Lee, L. Y., et al. (2024).
EClinicalMedicine, 102725.
Background
Predicting dementia early has major implications for clinical management and patient outcomes. Yet, we still lack sensitive tools for stratifying patients early, resulting in patients being undiagnosed or wrongly diagnosed. Despite rapid expansion in machine learning models for dementia prediction, limited model interpretability and generalizability impede translation to the clinic.
Methods
We build a robust and interpretable predictive prognostic model (PPM) and validate its clinical utility using real-world, routinely-collected, non-invasive, and low-cost (cognitive tests, structural MRI) patient data. To enhance scalability and generalizability to the clinic, we: 1) train the PPM with clinically-relevant predictors (cognitive tests, grey matter atrophy) that are common across research and clinical cohorts, 2) test PPM predictions with independent multicenter real-world data from memory clinics across countries (UK, Singapore).
Interpretation
Our results provide evidence for a robust and explainable clinical AI-guided marker for early dementia prediction that is validated against longitudinal, multicenter patient data across countries, and has strong potential for adoption in clinical practice.
Here is a summary and some thoughts:
Cambridge scientists have developed an AI tool capable of predicting with high accuracy whether individuals with early signs of dementia will remain stable or develop Alzheimer’s disease. This tool utilizes non-invasive, low-cost patient data such as cognitive tests and MRI scans to make its predictions, showing greater sensitivity than current diagnostic methods. The algorithm was able to correctly identify 82% of individuals who would develop Alzheimer’s and 81% of those who wouldn’t, surpassing standard clinical markers. This advancement could reduce the reliance on invasive and costly diagnostic tests and allow for early interventions, potentially improving treatment outcomes.
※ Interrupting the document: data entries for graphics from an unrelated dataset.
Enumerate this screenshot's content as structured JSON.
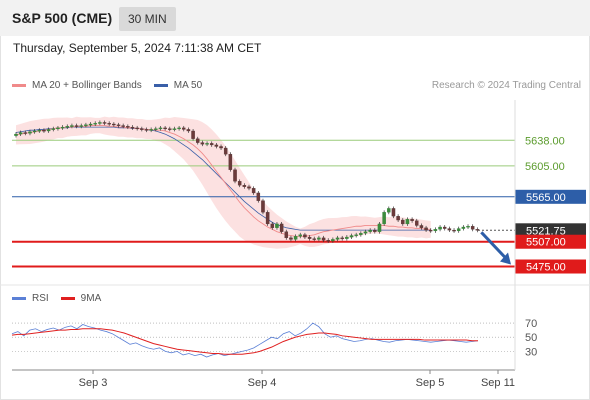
{
  "header": {
    "title": "S&P 500 (CME)",
    "timeframe": "30 MIN"
  },
  "datetime": "Thursday, September 5, 2024 7:11:38 AM CET",
  "legend": {
    "items": [
      {
        "label": "MA 20 + Bollinger Bands",
        "color": "#f08a8a"
      },
      {
        "label": "MA 50",
        "color": "#3a5fa8"
      }
    ],
    "credit": "Research © 2024 Trading Central"
  },
  "rsi_legend": {
    "items": [
      {
        "label": "RSI",
        "color": "#5b80d6"
      },
      {
        "label": "9MA",
        "color": "#e02020"
      }
    ]
  },
  "chart_data": [
    {
      "type": "candlestick",
      "panel": "price",
      "ylim": [
        5455,
        5690
      ],
      "x_labels": [
        "Sep 3",
        "Sep 4",
        "Sep 5",
        "Sep 11"
      ],
      "levels": [
        {
          "label": "5638.00",
          "value": 5638,
          "style": "green"
        },
        {
          "label": "5605.00",
          "value": 5605,
          "style": "green"
        },
        {
          "label": "5565.00",
          "value": 5565,
          "style": "blue"
        },
        {
          "label": "5521.75",
          "value": 5521.75,
          "style": "last"
        },
        {
          "label": "5507.00",
          "value": 5507,
          "style": "red"
        },
        {
          "label": "5475.00",
          "value": 5475,
          "style": "red"
        }
      ],
      "close": [
        5646,
        5648,
        5647,
        5649,
        5650,
        5651,
        5650,
        5652,
        5653,
        5654,
        5655,
        5656,
        5657,
        5656,
        5657,
        5658,
        5659,
        5660,
        5661,
        5660,
        5659,
        5658,
        5657,
        5656,
        5655,
        5654,
        5653,
        5652,
        5651,
        5652,
        5653,
        5654,
        5653,
        5652,
        5653,
        5654,
        5652,
        5650,
        5640,
        5635,
        5633,
        5634,
        5632,
        5630,
        5628,
        5620,
        5600,
        5585,
        5580,
        5578,
        5576,
        5570,
        5560,
        5545,
        5530,
        5525,
        5530,
        5520,
        5512,
        5510,
        5514,
        5516,
        5513,
        5511,
        5510,
        5512,
        5509,
        5508,
        5510,
        5512,
        5511,
        5513,
        5515,
        5516,
        5518,
        5520,
        5522,
        5520,
        5530,
        5545,
        5550,
        5540,
        5535,
        5530,
        5536,
        5534,
        5528,
        5525,
        5522,
        5521,
        5523,
        5526,
        5524,
        5522,
        5521,
        5524,
        5526,
        5527,
        5523,
        5521.75
      ],
      "ma20": [
        5645,
        5646,
        5647,
        5648,
        5649,
        5650,
        5651,
        5652,
        5653,
        5654,
        5654,
        5655,
        5655,
        5656,
        5656,
        5656,
        5657,
        5657,
        5657,
        5657,
        5656,
        5656,
        5655,
        5655,
        5654,
        5654,
        5653,
        5653,
        5652,
        5652,
        5651,
        5651,
        5650,
        5648,
        5646,
        5643,
        5640,
        5636,
        5632,
        5627,
        5621,
        5614,
        5606,
        5598,
        5590,
        5582,
        5574,
        5566,
        5558,
        5551,
        5545,
        5539,
        5534,
        5530,
        5526,
        5523,
        5520,
        5518,
        5516,
        5515,
        5514,
        5514,
        5514,
        5515,
        5516,
        5518,
        5520,
        5521,
        5522,
        5523,
        5524,
        5525,
        5526,
        5527,
        5527,
        5528,
        5528,
        5528,
        5528,
        5528,
        5527,
        5527,
        5526,
        5526,
        5525,
        5525,
        5524,
        5524,
        5523,
        5523
      ],
      "ma50": [
        5648,
        5649,
        5650,
        5651,
        5651,
        5652,
        5652,
        5653,
        5653,
        5654,
        5654,
        5654,
        5655,
        5655,
        5655,
        5655,
        5655,
        5655,
        5655,
        5655,
        5655,
        5655,
        5654,
        5654,
        5654,
        5653,
        5653,
        5653,
        5652,
        5651,
        5650,
        5648,
        5646,
        5643,
        5640,
        5636,
        5632,
        5628,
        5623,
        5618,
        5613,
        5607,
        5601,
        5595,
        5589,
        5583,
        5577,
        5571,
        5565,
        5559,
        5554,
        5549,
        5544,
        5540,
        5536,
        5532,
        5529,
        5527,
        5525,
        5524,
        5523,
        5522,
        5522,
        5522,
        5522,
        5522,
        5522,
        5522,
        5522,
        5522,
        5522,
        5522,
        5522,
        5522,
        5522,
        5522,
        5522,
        5522,
        5522,
        5522,
        5522,
        5522,
        5522,
        5522,
        5522,
        5522,
        5522,
        5522,
        5522,
        5522
      ],
      "forecast_arrow": {
        "from": 5521.75,
        "to": 5475
      }
    },
    {
      "type": "line",
      "panel": "rsi",
      "ylim": [
        15,
        80
      ],
      "y_ticks": [
        "70",
        "50",
        "30"
      ],
      "series": [
        {
          "name": "RSI",
          "values": [
            55,
            58,
            52,
            60,
            62,
            58,
            61,
            63,
            60,
            64,
            66,
            62,
            68,
            65,
            63,
            60,
            58,
            55,
            50,
            45,
            40,
            42,
            38,
            35,
            33,
            35,
            30,
            28,
            30,
            25,
            27,
            24,
            26,
            22,
            25,
            27,
            24,
            26,
            28,
            30,
            32,
            35,
            40,
            45,
            50,
            48,
            55,
            58,
            52,
            56,
            62,
            70,
            65,
            55,
            50,
            52,
            48,
            46,
            44,
            45,
            47,
            48,
            46,
            44,
            43,
            45,
            46,
            47,
            46,
            45,
            44,
            43,
            44,
            45,
            46,
            45,
            44,
            43,
            44,
            45
          ]
        },
        {
          "name": "9MA",
          "values": [
            53,
            54,
            54,
            55,
            56,
            57,
            58,
            59,
            60,
            60,
            61,
            61,
            62,
            62,
            62,
            62,
            61,
            60,
            58,
            56,
            53,
            50,
            47,
            44,
            41,
            39,
            37,
            35,
            33,
            32,
            31,
            30,
            29,
            28,
            27,
            27,
            26,
            26,
            26,
            26,
            27,
            28,
            30,
            33,
            36,
            40,
            44,
            47,
            50,
            52,
            54,
            55,
            56,
            56,
            55,
            54,
            52,
            51,
            50,
            49,
            48,
            47,
            47,
            47,
            47,
            47,
            47,
            47,
            47,
            47,
            46,
            46,
            46,
            46,
            46,
            46,
            46,
            46,
            45,
            45
          ]
        }
      ]
    }
  ]
}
The machine learning model stratifies patients into three groups: those whose symptoms remain stable, those who progress slowly to Alzheimer’s, and those who progress rapidly. This stratification could help clinicians tailor treatments and closely monitor high-risk individuals. Validated with real-world data from memory clinics in the UK and Singapore, the tool demonstrates its applicability in clinical settings. The researchers aim to extend this model to other forms of dementia and incorporate additional data types, with the ultimate goal of providing precise diagnostic and treatment pathways, thereby accelerating the discovery of new treatments for dementia.